Ainsi, le lecteur qui cherche la cohérence d’une avancée linéaire ou dialectique ne peut être que perdu dans cette suite non pas tant de bloc-textes — car ici la forme apparaît comme un artifice sans importance il me semble — mais de phrases qui chacune en elle-même trouve son propre équilibre précaire par rapport à l’ensemble, sa propre cohérence, sans supposer les liaisons nécessaires, quant à sa signifiance, aux autres phrases. Par ces débris de remarques, insiste conséquemment une critique de l’unité de la représentation, en faveur d’une pensée du multiple. “S’édulcore la réalité à partir de certains détails qui la constituent” (p.41).
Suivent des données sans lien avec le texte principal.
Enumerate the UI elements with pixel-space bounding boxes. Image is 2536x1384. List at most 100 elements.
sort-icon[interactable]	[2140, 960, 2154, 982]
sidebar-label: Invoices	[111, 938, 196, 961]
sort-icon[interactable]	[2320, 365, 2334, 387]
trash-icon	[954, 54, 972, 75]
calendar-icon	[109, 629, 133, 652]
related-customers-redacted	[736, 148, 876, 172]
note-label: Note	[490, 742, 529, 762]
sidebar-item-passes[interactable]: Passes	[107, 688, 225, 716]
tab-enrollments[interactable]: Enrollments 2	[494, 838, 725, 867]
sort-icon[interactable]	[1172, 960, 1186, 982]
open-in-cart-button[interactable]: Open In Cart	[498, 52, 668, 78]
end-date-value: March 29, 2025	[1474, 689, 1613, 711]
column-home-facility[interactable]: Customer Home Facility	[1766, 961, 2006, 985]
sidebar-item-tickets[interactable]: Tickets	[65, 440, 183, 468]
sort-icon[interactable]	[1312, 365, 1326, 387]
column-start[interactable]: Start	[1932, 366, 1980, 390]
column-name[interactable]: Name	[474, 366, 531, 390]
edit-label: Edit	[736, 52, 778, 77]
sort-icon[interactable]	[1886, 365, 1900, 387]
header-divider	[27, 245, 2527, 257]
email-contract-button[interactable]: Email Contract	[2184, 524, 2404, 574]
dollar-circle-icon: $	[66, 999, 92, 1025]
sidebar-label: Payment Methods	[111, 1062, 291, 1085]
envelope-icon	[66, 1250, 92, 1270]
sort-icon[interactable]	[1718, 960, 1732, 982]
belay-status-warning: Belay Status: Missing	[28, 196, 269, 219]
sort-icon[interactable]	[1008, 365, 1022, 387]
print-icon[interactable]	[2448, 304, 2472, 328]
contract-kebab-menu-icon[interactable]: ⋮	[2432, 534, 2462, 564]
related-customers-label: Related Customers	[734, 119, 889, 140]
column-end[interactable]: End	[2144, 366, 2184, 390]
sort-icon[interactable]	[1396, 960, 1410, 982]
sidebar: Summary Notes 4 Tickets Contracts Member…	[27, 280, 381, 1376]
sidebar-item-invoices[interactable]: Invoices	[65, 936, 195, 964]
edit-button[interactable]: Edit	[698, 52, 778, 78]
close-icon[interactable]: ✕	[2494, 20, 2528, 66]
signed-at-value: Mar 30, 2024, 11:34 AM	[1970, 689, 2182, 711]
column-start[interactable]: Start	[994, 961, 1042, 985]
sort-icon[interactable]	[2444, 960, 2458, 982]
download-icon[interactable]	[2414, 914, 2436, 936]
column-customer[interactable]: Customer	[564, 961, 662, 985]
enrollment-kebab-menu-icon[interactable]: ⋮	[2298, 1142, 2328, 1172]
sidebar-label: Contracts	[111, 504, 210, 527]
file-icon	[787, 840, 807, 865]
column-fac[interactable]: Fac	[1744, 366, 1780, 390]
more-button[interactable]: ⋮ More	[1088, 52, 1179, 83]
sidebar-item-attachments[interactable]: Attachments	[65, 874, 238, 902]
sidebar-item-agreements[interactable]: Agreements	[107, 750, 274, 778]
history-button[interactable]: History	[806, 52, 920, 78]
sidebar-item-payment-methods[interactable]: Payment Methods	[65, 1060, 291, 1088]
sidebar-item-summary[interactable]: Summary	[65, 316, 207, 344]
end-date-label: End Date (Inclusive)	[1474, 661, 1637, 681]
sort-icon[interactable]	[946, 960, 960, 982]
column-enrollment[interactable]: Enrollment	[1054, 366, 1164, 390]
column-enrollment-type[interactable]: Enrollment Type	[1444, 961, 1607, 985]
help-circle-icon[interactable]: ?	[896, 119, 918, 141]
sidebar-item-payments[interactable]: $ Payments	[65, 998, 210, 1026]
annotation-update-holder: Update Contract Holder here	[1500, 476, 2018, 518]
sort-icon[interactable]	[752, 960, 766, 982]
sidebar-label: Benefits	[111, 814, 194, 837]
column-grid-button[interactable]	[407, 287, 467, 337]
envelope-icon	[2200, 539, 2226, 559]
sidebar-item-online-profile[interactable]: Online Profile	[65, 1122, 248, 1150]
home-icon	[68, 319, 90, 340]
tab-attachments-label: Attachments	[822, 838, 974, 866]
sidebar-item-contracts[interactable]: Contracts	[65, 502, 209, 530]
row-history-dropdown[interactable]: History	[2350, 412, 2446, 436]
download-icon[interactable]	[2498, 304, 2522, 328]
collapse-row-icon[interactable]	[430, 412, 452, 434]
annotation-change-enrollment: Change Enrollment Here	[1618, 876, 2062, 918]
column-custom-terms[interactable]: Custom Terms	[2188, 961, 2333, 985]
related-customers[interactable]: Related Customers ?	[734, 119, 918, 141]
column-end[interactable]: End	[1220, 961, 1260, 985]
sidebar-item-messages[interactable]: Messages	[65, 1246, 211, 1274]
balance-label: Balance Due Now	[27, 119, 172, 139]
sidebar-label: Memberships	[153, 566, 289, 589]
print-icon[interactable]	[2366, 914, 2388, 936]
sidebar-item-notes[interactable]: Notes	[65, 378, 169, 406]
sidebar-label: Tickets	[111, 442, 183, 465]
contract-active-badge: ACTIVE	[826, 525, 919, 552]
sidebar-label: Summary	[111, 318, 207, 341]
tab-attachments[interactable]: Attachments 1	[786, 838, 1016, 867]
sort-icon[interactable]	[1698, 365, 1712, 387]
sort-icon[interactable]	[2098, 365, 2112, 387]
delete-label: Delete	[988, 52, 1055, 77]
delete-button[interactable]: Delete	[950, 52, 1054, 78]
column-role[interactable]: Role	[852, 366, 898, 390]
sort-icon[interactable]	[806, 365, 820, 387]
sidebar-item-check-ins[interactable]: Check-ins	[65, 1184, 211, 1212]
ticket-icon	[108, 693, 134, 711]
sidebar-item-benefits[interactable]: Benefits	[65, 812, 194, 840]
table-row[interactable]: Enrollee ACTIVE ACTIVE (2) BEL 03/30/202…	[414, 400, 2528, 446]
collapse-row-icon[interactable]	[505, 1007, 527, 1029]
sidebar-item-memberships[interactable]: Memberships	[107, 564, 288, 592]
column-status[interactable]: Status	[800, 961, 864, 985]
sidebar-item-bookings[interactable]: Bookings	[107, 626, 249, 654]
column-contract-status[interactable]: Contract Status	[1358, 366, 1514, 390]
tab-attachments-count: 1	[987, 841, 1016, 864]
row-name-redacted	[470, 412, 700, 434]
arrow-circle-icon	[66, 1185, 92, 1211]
Le lecteur ne doit pas chercher à se repérer mais accepter une forme de dérive. On retrouve ici un thème nietzschéen, s’il en est un : la question du sol et de l’assolement, la question de la mer. “Savoir nager seul le saut dans le torrent nous l’apprend” écrit Nietzsche dans une de ses notes, et c’est bien ce à quoi semble inviter Xavier Person, mettant en perspective le caractère symptomatique de la recherche de sol : “On s’inquiète au fond de surnager, on tente de vivre sur des rivages, là où le sol s’incline pour former le bord des choses” (p.63) or, il s’agit “pour nager” de retrouver “la mer libre” (p.85). Ce thème de la mer est récurrent tout au long du livre, et, pourrait-on, il s’agit bien de cela à quoi Xavier Person nous invite : se laisser aller à la dérive de nos pensées à travers l’existence, se mettre en situation de rêve (autre thème qui traverse l’ensemble du livre).
En définitive, si d’emblée ces propositions d’activité peuvent désarçonner par une certaine forme d’hermétisme voire de maniérisme, elles manifestent cependant une grande cohérence et révèlent tout au long de leur lecture maintes surprises et plaisirs pour l’esprit qui s’abandonne à l’aventure de l’éphémère du sens.